Elevated blood glucose linked to memory decline
Physical exercise could improve memory via glucose-lowering.
Maintaining blood glucose levels, even in the absence of diabetes, may be an important strategy for preserving age-related memory and cognitive health.
Results of a study conducted by researchers at Columbia University Medical Center demonstrated that elevations in blood glucose affect the dentate gyrus, part of the hippocampal formation and vital for memory.
We can finally pinpoint which part of the hippocampus is affected by glucose the dentate gyrus and conclude that age-related dysregulation of glucose is at least one etiology of normal cognitive aging, Scott A. Small, MD, associate professor of neurology at Columbia University Medical Center, told Endocrine Today.
Showing that blood glucose selectively targets the dentate gyrus is not only our most conclusive finding, but it is the one most important for normal aging, that is, hippocampal dysfunction that occurs in the absence of disease states, such as Alzheimers disease, infarcts and diabetes, the researchers wrote in the Annals of Neurology.
Although it is widely known that the early stages of Alzheimers disease cause damage to the hippocampus, studies have suggested that it is also vulnerable to normal aging. Until now, the underlying causes of age-related hippocampal dysfunction have remained largely unknown.
With the goal of identifying the physiological processes that underlie cognitive aging and age-related memory decline, Small and colleagues enrolled 240 elderly individuals (mean age, 79.7 years) into the study; 60 participants had type 2 diabetes and 74 had brain infarcts. Using MRI, the researchers generated high-resolution functional maps of the hippocampal formation. They also examined measures that typically change during aging, such as rising blood glucose, BMI, cholesterol and insulin levels.
Examination revealed that decreasing activity in the dentate gyrus only correlated with levels of blood glucose. Additional animal studies in aging rhesus monkeys and mice further confirmed the relationship between glucose and dentate gyrus activity; the researchers found the same association in adults and animals. These findings suggest that exercising to maintain blood glucose levels is one strategy to stave off the normal cognitive decline that comes with age, according to the researchers.
Our findings predict that any intervention that causes a decrease in blood glucose should increase dentate gyrus function and would, therefore, be cognitively beneficial. By improving glucose metabolism, physical exercise also reduces blood glucose.
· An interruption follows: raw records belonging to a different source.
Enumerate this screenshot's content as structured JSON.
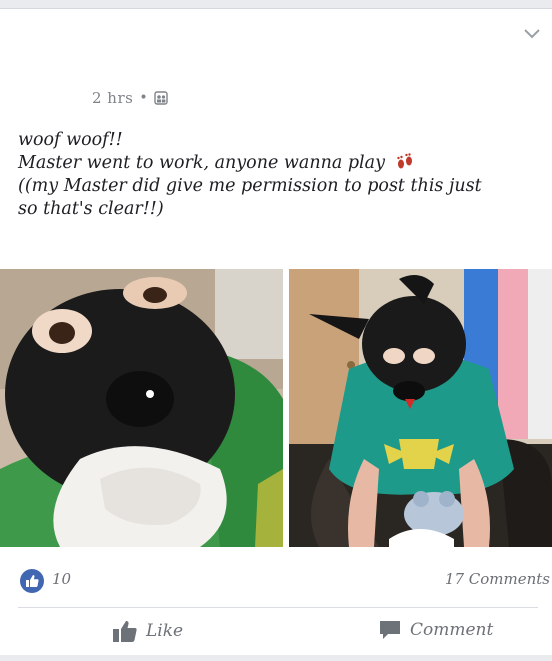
{
  "post": {
    "time": "2 hrs",
    "separator": "•",
    "privacy_icon": "friends-icon",
    "text_lines": [
      "woof woof!!",
      "Master went to work, anyone wanna play",
      "((my Master did give me permission to post this just",
      "so that's clear!!)"
    ],
    "emoji_icon": "paw-prints-icon"
  },
  "photos": [
    {
      "name": "photo-1"
    },
    {
      "name": "photo-2"
    }
  ],
  "stats": {
    "like_count": "10",
    "comment_count": "17 Comments"
  },
  "actions": {
    "like_label": "Like",
    "comment_label": "Comment"
  },
  "colors": {
    "like_blue": "#4267b2",
    "text": "#1d1f24",
    "muted": "#6d7178",
    "mask_black": "#1a1a1a",
    "shirt_green": "#2f8a5a",
    "teal_shirt": "#1e9a8a"
  }
}
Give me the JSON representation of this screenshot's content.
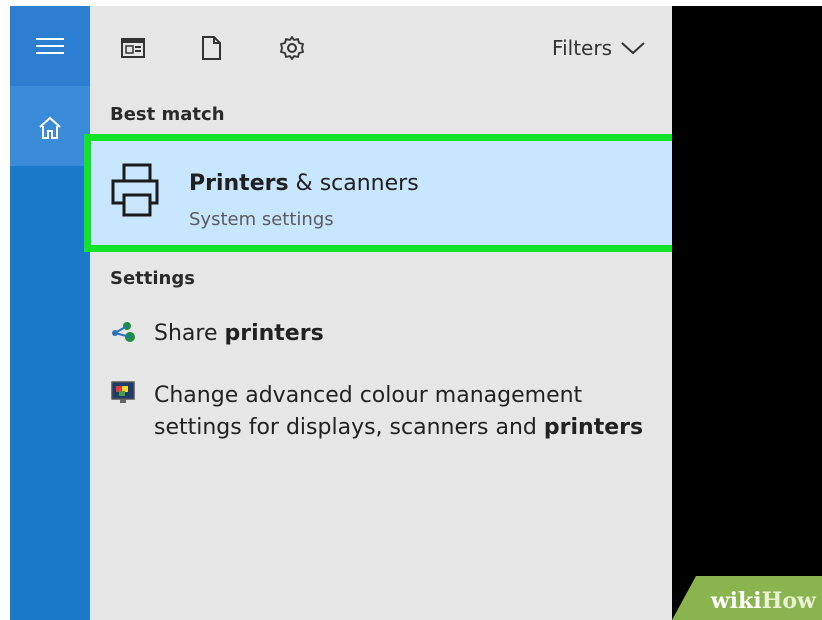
{
  "sidebar": {
    "menu_icon": "hamburger-icon",
    "home_icon": "home-icon"
  },
  "toolbar": {
    "icons": [
      "news-icon",
      "document-icon",
      "gear-icon"
    ],
    "filters_label": "Filters"
  },
  "sections": {
    "best_match_title": "Best match",
    "settings_title": "Settings"
  },
  "best_match": {
    "title_bold": "Printers",
    "title_rest": " & scanners",
    "subtitle": "System settings",
    "icon": "printer-icon"
  },
  "settings_results": [
    {
      "icon": "share-printers-icon",
      "text": "Share ",
      "bold": "printers"
    },
    {
      "icon": "display-color-icon",
      "line1": "Change advanced colour management",
      "line2": "settings for displays, scanners and ",
      "bold": "printers"
    }
  ],
  "watermark": {
    "part1": "wiki",
    "part2": "How"
  },
  "colors": {
    "sidebar": "#1b79c9",
    "panel": "#e6e6e6",
    "highlight": "#c9e6ff",
    "highlight_border": "#11e22a"
  }
}
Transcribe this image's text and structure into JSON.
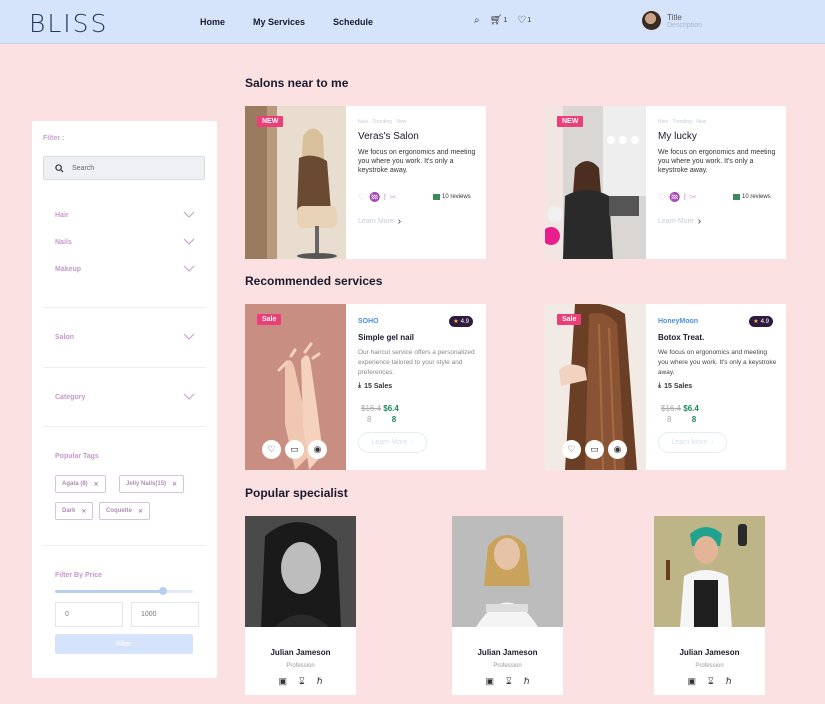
{
  "nav": {
    "logo": "BLISS",
    "links": [
      "Home",
      "My Services",
      "Schedule"
    ],
    "cart_count": "1",
    "fav_count": "1",
    "profile_title": "Title",
    "profile_desc": "Description"
  },
  "sidebar": {
    "filter_label": "Filter :",
    "search_placeholder": "Search",
    "accordions": [
      "Hair",
      "Nails",
      "Makeup",
      "Salon",
      "Category"
    ],
    "popular_tags_label": "Popular Tags",
    "tags": [
      "Agata (8)",
      "Jelly Nails(15)",
      "Dark",
      "Coquette"
    ],
    "filter_by_price_label": "Filter By Price",
    "price_min": "0",
    "price_max": "1000",
    "price_slider_fraction": 0.78,
    "filter_button": "Filter"
  },
  "sections": {
    "salons": "Salons near to me",
    "recommended": "Recommended services",
    "specialists": "Popular specialist"
  },
  "salons": [
    {
      "badge": "NEW",
      "crumb": "New · Trending · New",
      "name": "Veras's Salon",
      "desc": "We focus on ergonomics and meeting you where you work. It's only a keystroke away.",
      "reviews": "10 reviews",
      "learn": "Learn More"
    },
    {
      "badge": "NEW",
      "crumb": "New · Trending · New",
      "name": "My lucky",
      "desc": "We focus on ergonomics and meeting you where you work. It's only a keystroke away.",
      "reviews": "10 reviews",
      "learn": "Learn More"
    }
  ],
  "services": [
    {
      "badge": "Sale",
      "brand": "SOHO",
      "rating": "4.9",
      "name": "Simple gel nail",
      "desc": "Our haircut service offers a personalized experience tailored to your style and preferences.",
      "sales": "15 Sales",
      "old_price": "$16.4",
      "old_price_2": "8",
      "new_price": "$6.4",
      "new_price_2": "8",
      "learn": "Learn More"
    },
    {
      "badge": "Sale",
      "brand": "HoneyMoon",
      "rating": "4.9",
      "name": "Botox Treat.",
      "desc": "We focus on ergonomics and meeting you where you work. It's only a keystroke away.",
      "sales": "15 Sales",
      "old_price": "$16.4",
      "old_price_2": "8",
      "new_price": "$6.4",
      "new_price_2": "8",
      "learn": "Learn More"
    }
  ],
  "specialists": [
    {
      "name": "Julian Jameson",
      "profession": "Profession"
    },
    {
      "name": "Julian Jameson",
      "profession": "Profession"
    },
    {
      "name": "Julian Jameson",
      "profession": "Profession"
    }
  ],
  "colors": {
    "accent": "#ec3f7a",
    "nav_bg": "#d6e4fb",
    "page_bg": "#fbe1e1",
    "price_green": "#1a8a5a",
    "brand_blue": "#4a90d9"
  }
}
It is possible, therefore, that the cognitive-enhancing effects of physical exercise are mediated by the beneficial effect of lower glucose on the dentate gyrus, they wrote.
Previous findings have demonstrated that glucose regulation worsens with age, leading to mild but significant increases in blood glucose that are detrimental to the hippocampal formation, according to Small.
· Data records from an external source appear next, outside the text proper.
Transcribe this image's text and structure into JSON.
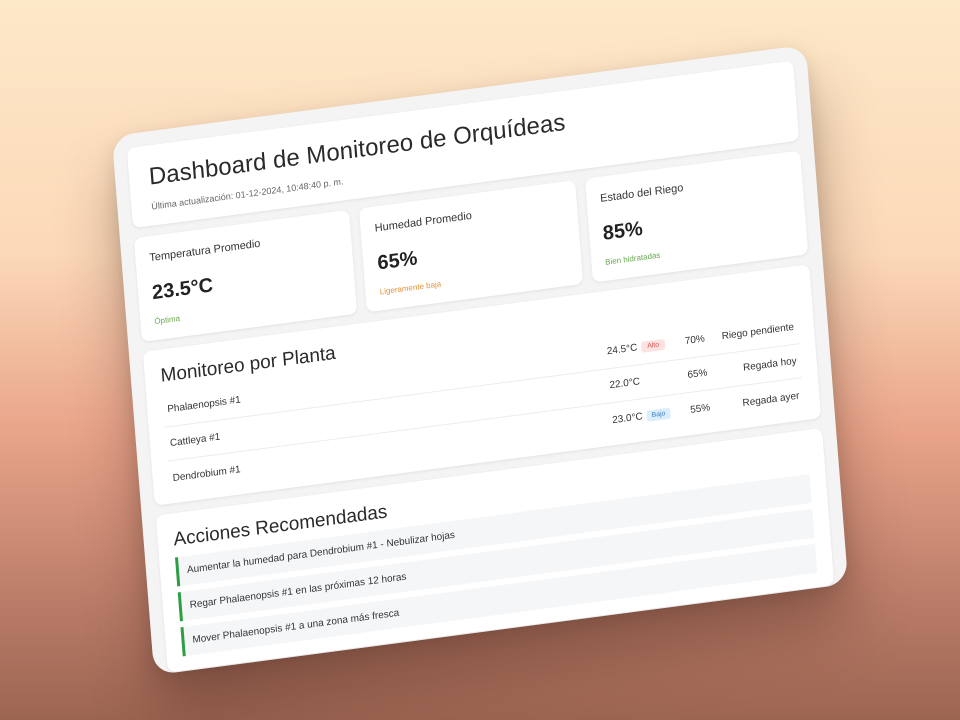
{
  "header": {
    "title": "Dashboard de Monitoreo de Orquídeas",
    "updated": "Última actualización: 01-12-2024, 10:48:40 p. m."
  },
  "stats": [
    {
      "label": "Temperatura Promedio",
      "value": "23.5°C",
      "status": "Óptima",
      "status_color": "#6aa84f"
    },
    {
      "label": "Humedad Promedio",
      "value": "65%",
      "status": "Ligeramente baja",
      "status_color": "#e69138"
    },
    {
      "label": "Estado del Riego",
      "value": "85%",
      "status": "Bien hidratadas",
      "status_color": "#6aa84f"
    }
  ],
  "plants": {
    "title": "Monitoreo por Planta",
    "rows": [
      {
        "name": "Phalaenopsis #1",
        "temp": "24.5°C",
        "badge": "Alto",
        "humidity": "70%",
        "watering": "Riego pendiente"
      },
      {
        "name": "Cattleya #1",
        "temp": "22.0°C",
        "badge": "",
        "humidity": "65%",
        "watering": "Regada hoy"
      },
      {
        "name": "Dendrobium #1",
        "temp": "23.0°C",
        "badge": "Bajo",
        "humidity": "55%",
        "watering": "Regada ayer"
      }
    ]
  },
  "actions": {
    "title": "Acciones Recomendadas",
    "items": [
      "Aumentar la humedad para Dendrobium #1 - Nebulizar hojas",
      "Regar Phalaenopsis #1 en las próximas 12 horas",
      "Mover Phalaenopsis #1 a una zona más fresca"
    ],
    "accent": "#2e9e44"
  }
}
In addition, both cognitive aging and glucose dysregulation begin around the third decade of life and worsen progressively across the lifespan, he said.
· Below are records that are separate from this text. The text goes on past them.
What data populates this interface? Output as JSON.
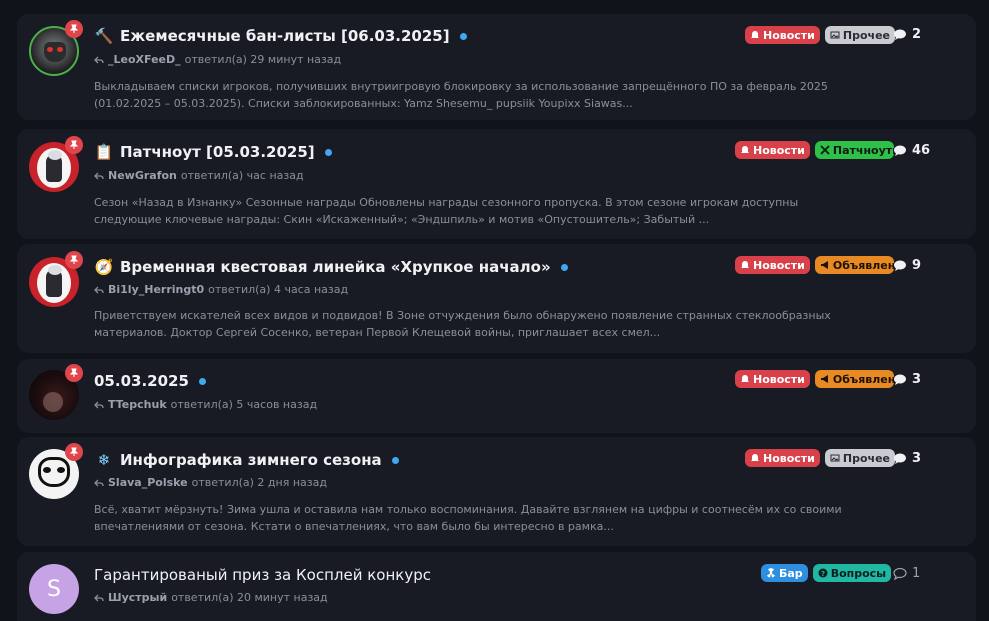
{
  "colors": {
    "background": "#11131a",
    "card": "#191b24",
    "accent": "#3ea8f2",
    "pin": "#e0454b"
  },
  "topics": [
    {
      "emoji": "🔨",
      "title": "Ежемесячные бан-листы [06.03.2025]",
      "user": "_LeoXFeeD_",
      "meta": "ответил(а) 29 минут назад",
      "excerpt": "Выкладываем списки игроков, получивших внутриигровую блокировку за использование запрещённого ПО за февраль 2025 (01.02.2025 – 05.03.2025). Списки заблокированных: Yamz Shesemu_ pupsiik Youpixx Siawas...",
      "tags": [
        {
          "label": "Новости",
          "icon": "bell-icon"
        },
        {
          "label": "Прочее",
          "icon": "image-icon"
        }
      ],
      "replies": "2"
    },
    {
      "emoji": "📋",
      "title": "Патчноут [05.03.2025]",
      "user": "NewGrafon",
      "meta": "ответил(а) час назад",
      "excerpt": "Сезон «Назад в Изнанку» Сезонные награды Обновлены награды сезонного пропуска. В этом сезоне игрокам доступны следующие ключевые награды: Скин «Искаженный»; «Эндшпиль» и мотив «Опустошитель»; Забытый ...",
      "tags": [
        {
          "label": "Новости",
          "icon": "bell-icon"
        },
        {
          "label": "Патчноуты",
          "icon": "tools-icon"
        }
      ],
      "replies": "46"
    },
    {
      "emoji": "🧭",
      "title": "Временная квестовая линейка «Хрупкое начало»",
      "user": "Bi1ly_Herringt0",
      "meta": "ответил(а) 4 часа назад",
      "excerpt": "Приветствуем искателей всех видов и подвидов! В Зоне отчуждения было обнаружено появление странных стеклообразных материалов. Доктор Сергей Сосенко, ветеран Первой Клещевой войны, приглашает всех смел...",
      "tags": [
        {
          "label": "Новости",
          "icon": "bell-icon"
        },
        {
          "label": "Объявления",
          "icon": "megaphone-icon"
        }
      ],
      "replies": "9"
    },
    {
      "emoji": "",
      "title": "05.03.2025",
      "user": "TTepchuk",
      "meta": "ответил(а) 5 часов назад",
      "excerpt": "",
      "tags": [
        {
          "label": "Новости",
          "icon": "bell-icon"
        },
        {
          "label": "Объявления",
          "icon": "megaphone-icon"
        }
      ],
      "replies": "3"
    },
    {
      "emoji": "❄",
      "title": "Инфографика зимнего сезона",
      "user": "Slava_Polske",
      "meta": "ответил(а) 2 дня назад",
      "excerpt": "Всё, хватит мёрзнуть! Зима ушла и оставила нам только воспоминания. Давайте взглянем на цифры и соотнесём их со своими впечатлениями от сезона. Кстати о впечатлениях, что вам было бы интересно в рамка...",
      "tags": [
        {
          "label": "Новости",
          "icon": "bell-icon"
        },
        {
          "label": "Прочее",
          "icon": "image-icon"
        }
      ],
      "replies": "3"
    },
    {
      "emoji": "",
      "title": "Гарантированый приз за Косплей конкурс",
      "user": "Шустрый",
      "meta": "ответил(а) 20 минут назад",
      "avatar_letter": "S",
      "excerpt": "",
      "tags": [
        {
          "label": "Бар",
          "icon": "radiation-icon"
        },
        {
          "label": "Вопросы",
          "icon": "question-icon"
        }
      ],
      "replies": "1"
    }
  ]
}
While more research is needed into the complex interaction of late-life disease and how it may affect the hippocampus, this new study is part of an ongoing effort to identify specific areas where interventions might preserve cognitive health, Marcelle Morrison-Bogorad, PhD, director of the National Institute on Aging Division of Neuroscience, said in a press release.
This study was funded by the National Institute on Aging, American Diabetes Association and McKnight Brain Research Foundation. by Katie Kalvaitis
Ann Neurol. 2008;64:698-707.
This is an interesting study that extends prior observations regarding risk factors for vascular disease being highly associated with dementia. Thus, mild hyperglycemia, or prediabetes, is seen here to be associated with central nervous system dysfunction, much as has already been described for peripheral neuropathy, nephropathy and retinopathy. These observations form the basis, in part, for the recommendations of the American Association of Clinical Endocrinologists Consensus Committee on the Diagnosis and Management of Pre-Diabetes that prediabetes be identified and treated early to possibly prevent such complications. This may therefore be extended to early dementia as well.
Alan J. Garber, MD, PhD
Endocrine Today Chief Medical Editor
This was a complex study that seems to show some cognitive effects of increasing glucose levels. It suggests that tight control of diabetes is helpful and beneficial in terms of trying to alleviate the cognitive difficulties as people get older.